Volatile is certainly an accurate description of the nature of the Stock Market. While highs and lows are always par for the course, this weekend saw an interesting down turn in the market causing investors and analysts alike to take a good long look at the losses.

The New York Times reports that 295,000 jobs were added by employers last month alone, which was over 50,000 more than expected. The dollar also surged last week, which when combined with the sizable increase of jobs, sent the stock market into a spiral. The cause of the alarm? Fear.

Investors and brokers alike fear that a boost to the economic numbers will send a signal to the Federal Reserve to finally raise interest rates that have long been kept at close to zero percent for six years.

Government bonds also fell Friday under the anticipation of higher summer interest rates.
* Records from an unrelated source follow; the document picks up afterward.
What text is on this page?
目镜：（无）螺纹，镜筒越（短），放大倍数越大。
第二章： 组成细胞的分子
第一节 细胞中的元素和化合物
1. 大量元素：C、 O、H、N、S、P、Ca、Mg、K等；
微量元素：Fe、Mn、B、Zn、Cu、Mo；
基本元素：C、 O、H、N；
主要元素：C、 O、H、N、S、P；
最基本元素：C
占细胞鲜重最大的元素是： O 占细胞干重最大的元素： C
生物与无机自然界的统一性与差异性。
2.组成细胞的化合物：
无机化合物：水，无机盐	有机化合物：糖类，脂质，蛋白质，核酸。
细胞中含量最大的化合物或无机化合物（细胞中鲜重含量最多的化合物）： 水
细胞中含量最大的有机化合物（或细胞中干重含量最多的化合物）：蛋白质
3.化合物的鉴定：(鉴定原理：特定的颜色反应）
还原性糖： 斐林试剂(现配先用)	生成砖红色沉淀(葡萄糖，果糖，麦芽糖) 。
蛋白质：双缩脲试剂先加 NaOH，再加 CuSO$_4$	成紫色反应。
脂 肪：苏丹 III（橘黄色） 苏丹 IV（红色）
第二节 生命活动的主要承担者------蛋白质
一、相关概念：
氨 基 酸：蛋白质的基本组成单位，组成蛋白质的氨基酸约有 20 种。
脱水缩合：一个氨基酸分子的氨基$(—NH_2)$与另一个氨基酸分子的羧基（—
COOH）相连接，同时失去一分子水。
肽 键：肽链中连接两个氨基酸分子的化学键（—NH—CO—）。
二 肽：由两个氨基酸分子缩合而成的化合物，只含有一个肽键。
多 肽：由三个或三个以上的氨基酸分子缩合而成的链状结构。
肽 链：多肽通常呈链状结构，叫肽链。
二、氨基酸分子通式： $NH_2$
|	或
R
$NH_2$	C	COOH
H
The Standard & Poor’s 500 stock market index fell to its lowest rate since January, while the Dow Jones utility average was done 7.8 percent alone this year.

While some investors are leery that the six year bullish run has come to a halt, other investors see the sharp sell off as an overreaction. Kevin Mahn, chief investment officer of Hennion & Walsh Asset Management, was quoted as saying, “The Fed is not going to raise interest rates from zero to 5 percent overnight.” He went on to remind investors that an increase to the interest rates is a sign that the economy is getting stronger, and that even with an increase, rates are still at a historical low.

While the Friday sell off spree was a hit to the stock market, as a whole it appears that not all investors are ready to dump their stocks and start hiding cash in a mattress.

An interesting poll provided by shows that individuals with sizable investments are more likely to ride out the current stock market upheaval than those who have less of a stake in the game. The sample of investors polled were contacted by the Wells Fargo/Gallup Investor and Retirement Optimism Index survey by phone in an effort to see just how confident investors that had at least $10,000 or more invested into the stock market were in the current market.

The survey showed that over 44 percent of the 1,011 investors polled were “very likely” to ride out the stock market storm, with 46 percent seeing this as a buying opportunity.

Be it a bullish or bearish market, the stock market is always a game of chance.

As recently as January, though, the stock market already had it’s first hit, this time over the uncertainty of Greece’s economy and oil prices seeing a record low. As reported by the Inquisitr, the Dow Jones slipped 300 points while the Euro lapsed to a nine-year low after oil dropped below $50 a barrel and new threats of Greece leaving the union surfaced.

However tomorrow is a new day with new challenges, new insight, and new numbers for investors here in the states and abroad. Time will tell what this market becomes to us in the next year.